SONG REVIEW: Alec Benjamin's "Jesus in LA"


I find that there’s a shocking number of songs critiquing Hollywood life. 

One of the newest additions to that ever-growing list is the latest single from Alec Benjamin, “Jesus In LA”. 

The song is surprisingly sad despite its upbeat tempo, instrumental, and vocal performance. But with lyrics like “when they sold you the dream you were just 16 / packed a bag and ran away”, it's clear Benjamin is emphasizing the reality of drug and alcohol abuse throughout LA. 

The more you listen to the lyrics, the heavier it gets. 

It took me three listens to realize that the track depicts a conversation with the devil. The dismal tone is accentuated by the fact that even the devil tells him that LA isn’t a good place. 

Eventually, the devil tells him to give up trying to find a better path and that he should “come down to my level / hang out with the devil”. 

Finally, Benjamin shares in this revelation, and he decides that he needs to go home because he can’t find his savior in LA. 

The music video, directed by Joey Brodnax, is visually stunning. Any lyrics about the devil or LA's wicked nature are accompanied by red lighting. The interesting and unique play on lighting and colors pays off.

Moreover, during the first chorus, there’s a small flipbook of a sign reading “GOD BLESS LOS ANGELES” with a figure, only for the figure to walk away and the “B” to fall, changing the sign to “GOD LESS LOS ANGELES”. 

While grammatically questionable, the artistic message is absolutely chilling and adds layers to the song's interpretation. 

The video continues with people in red outfits abducting Alec. A short fade to black precedes the bridge, accompanied by blue lighting and a creative camera angle. The next time we see the abductors, they're tied up on the edges of a pool, while Alec gathers the rest of the people in red at a telephone booth.
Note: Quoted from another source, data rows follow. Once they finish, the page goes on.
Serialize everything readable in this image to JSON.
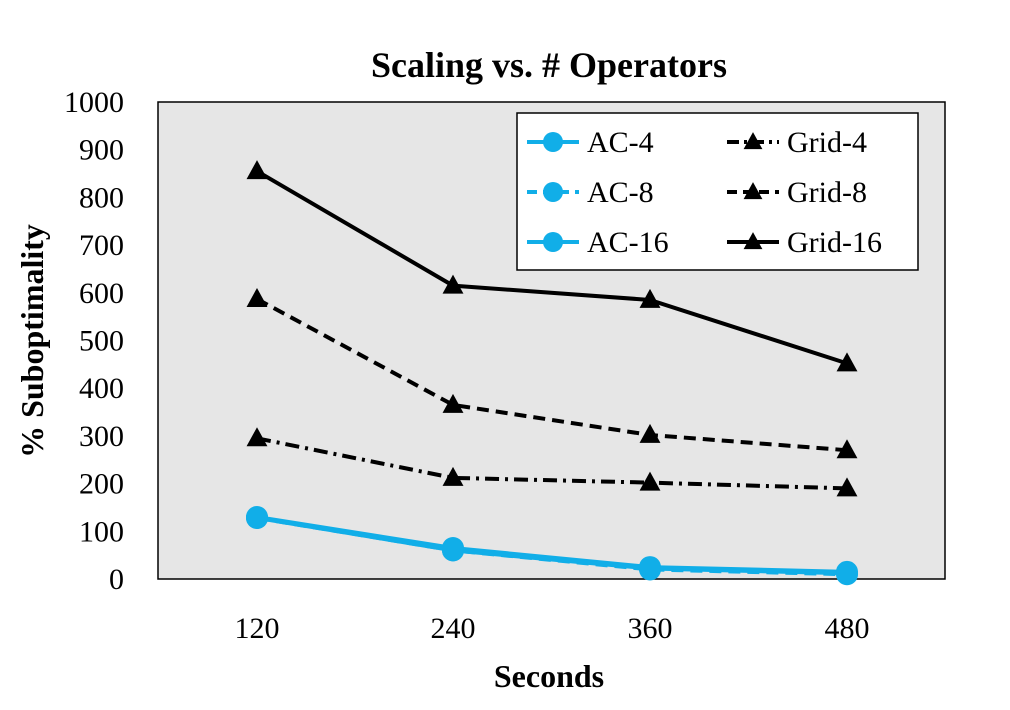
{
  "chart_data": {
    "type": "line",
    "title": "Scaling vs. # Operators",
    "xlabel": "Seconds",
    "ylabel": "% Suboptimality",
    "categories": [
      "120",
      "240",
      "360",
      "480"
    ],
    "y_ticks": [
      "0",
      "100",
      "200",
      "300",
      "400",
      "500",
      "600",
      "700",
      "800",
      "900",
      "1000"
    ],
    "ylim": [
      0,
      1000
    ],
    "grid": false,
    "legend_position": "top-right",
    "plot_background": "#e6e6e6",
    "series": [
      {
        "name": "AC-4",
        "values": [
          130,
          65,
          25,
          15
        ],
        "color": "#11aee8",
        "marker": "circle",
        "dash": "solid"
      },
      {
        "name": "AC-8",
        "values": [
          128,
          60,
          20,
          10
        ],
        "color": "#11aee8",
        "marker": "circle",
        "dash": "dashed"
      },
      {
        "name": "AC-16",
        "values": [
          128,
          60,
          22,
          12
        ],
        "color": "#11aee8",
        "marker": "circle",
        "dash": "solid"
      },
      {
        "name": "Grid-4",
        "values": [
          295,
          212,
          202,
          190
        ],
        "color": "#000000",
        "marker": "triangle",
        "dash": "dashdot"
      },
      {
        "name": "Grid-8",
        "values": [
          587,
          365,
          302,
          270
        ],
        "color": "#000000",
        "marker": "triangle",
        "dash": "dashed"
      },
      {
        "name": "Grid-16",
        "values": [
          855,
          615,
          585,
          452
        ],
        "color": "#000000",
        "marker": "triangle",
        "dash": "solid"
      }
    ]
  }
}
This time, they're all holding disconnected payphones. 

The video ends with Alec pulling out his payphone and holding it up to his ear as the video goes black. 

The song and music video follow Alec’s journey in LA from when he began, believing, “that I was going to finally find the happiness that I always had been looking for”. Unfortunately, Alec was later dropped from his record deal and had to move back in with his parents. 

He says that the song isn’t about religion and the lack of it, but more, “searching for hope and happiness and realizing those things aren’t always where you think you’ll find them”.